Fastest 4KB JS implementation of secp256k1 signatures & ECDH.

- ✍️ Deterministic [ECDSA](https://en.wikipedia.org/wiki/Elliptic_Curve_Digital_Signature_Algorithm)

  signatures compliant with [RFC6979](https://www.rfc-editor.org/rfc/rfc6979)

- 🤝 Elliptic Curve Diffie-Hellman [ECDH](https://en.wikipedia.org/wiki/Elliptic-curve_Diffie–Hellman)

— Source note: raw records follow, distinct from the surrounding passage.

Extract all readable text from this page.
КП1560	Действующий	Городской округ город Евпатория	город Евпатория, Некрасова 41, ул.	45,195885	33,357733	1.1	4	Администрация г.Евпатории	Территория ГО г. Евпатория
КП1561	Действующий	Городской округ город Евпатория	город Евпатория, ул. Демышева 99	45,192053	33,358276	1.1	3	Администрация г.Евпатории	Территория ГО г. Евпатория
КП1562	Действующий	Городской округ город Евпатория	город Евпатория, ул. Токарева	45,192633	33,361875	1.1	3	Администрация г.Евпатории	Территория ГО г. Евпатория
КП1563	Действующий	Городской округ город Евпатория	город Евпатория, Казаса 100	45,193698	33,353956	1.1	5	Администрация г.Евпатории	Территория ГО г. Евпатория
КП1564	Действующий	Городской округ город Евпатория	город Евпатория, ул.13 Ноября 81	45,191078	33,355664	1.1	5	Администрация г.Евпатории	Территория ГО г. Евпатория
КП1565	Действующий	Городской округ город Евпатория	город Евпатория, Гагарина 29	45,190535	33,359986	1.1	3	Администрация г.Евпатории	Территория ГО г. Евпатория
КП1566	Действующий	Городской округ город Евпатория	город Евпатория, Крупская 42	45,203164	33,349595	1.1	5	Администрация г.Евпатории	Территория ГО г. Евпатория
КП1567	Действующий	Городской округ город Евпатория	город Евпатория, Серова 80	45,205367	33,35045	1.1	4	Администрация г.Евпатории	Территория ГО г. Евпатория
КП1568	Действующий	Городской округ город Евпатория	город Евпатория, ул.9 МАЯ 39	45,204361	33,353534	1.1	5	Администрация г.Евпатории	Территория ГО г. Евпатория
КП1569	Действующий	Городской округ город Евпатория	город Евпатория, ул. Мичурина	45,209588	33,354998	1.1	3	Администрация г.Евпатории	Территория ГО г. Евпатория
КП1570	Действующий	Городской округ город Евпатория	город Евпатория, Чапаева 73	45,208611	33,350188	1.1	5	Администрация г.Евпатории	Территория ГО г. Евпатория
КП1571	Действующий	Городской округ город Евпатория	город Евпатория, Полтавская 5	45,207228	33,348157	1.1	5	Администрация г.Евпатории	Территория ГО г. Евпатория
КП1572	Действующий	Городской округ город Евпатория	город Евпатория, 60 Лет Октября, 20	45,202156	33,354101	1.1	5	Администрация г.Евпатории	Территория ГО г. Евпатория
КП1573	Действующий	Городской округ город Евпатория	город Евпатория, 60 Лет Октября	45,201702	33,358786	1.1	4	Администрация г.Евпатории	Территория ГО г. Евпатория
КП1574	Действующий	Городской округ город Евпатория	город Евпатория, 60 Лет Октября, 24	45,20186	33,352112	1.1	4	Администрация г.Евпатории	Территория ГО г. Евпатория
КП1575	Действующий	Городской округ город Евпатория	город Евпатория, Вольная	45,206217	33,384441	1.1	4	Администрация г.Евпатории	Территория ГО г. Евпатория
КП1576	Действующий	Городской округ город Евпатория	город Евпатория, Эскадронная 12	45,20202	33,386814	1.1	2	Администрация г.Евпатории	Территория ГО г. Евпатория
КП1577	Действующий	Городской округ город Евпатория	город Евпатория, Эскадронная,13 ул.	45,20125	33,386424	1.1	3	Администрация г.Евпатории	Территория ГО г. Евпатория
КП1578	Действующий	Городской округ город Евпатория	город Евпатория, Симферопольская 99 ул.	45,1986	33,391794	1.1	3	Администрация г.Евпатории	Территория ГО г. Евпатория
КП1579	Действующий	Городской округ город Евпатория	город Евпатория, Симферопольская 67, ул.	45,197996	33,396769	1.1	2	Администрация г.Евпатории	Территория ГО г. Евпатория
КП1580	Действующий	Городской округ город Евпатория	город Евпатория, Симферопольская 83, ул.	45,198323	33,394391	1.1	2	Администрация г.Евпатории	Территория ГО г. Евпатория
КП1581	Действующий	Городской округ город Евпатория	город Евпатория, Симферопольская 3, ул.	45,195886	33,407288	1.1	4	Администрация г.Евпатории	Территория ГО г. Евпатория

- 📦 Pure ESM, can be imported without transpilers

- 🪶 4KB gzipped, 450 lines of code

Use larger drop-in replacement [noble-curves](https://github.com/paulmillr/noble-curves) instead,

if you need additional features such as common.js, Schnorr signatures, DER encoding or support for different hash functions. To upgrade from v1 to v2, see [Upgrading](#upgrading).

### This library belongs to _noble_ cryptography

> **noble-cryptography** — high-security, easily auditable set of contained cryptographic libraries and tools.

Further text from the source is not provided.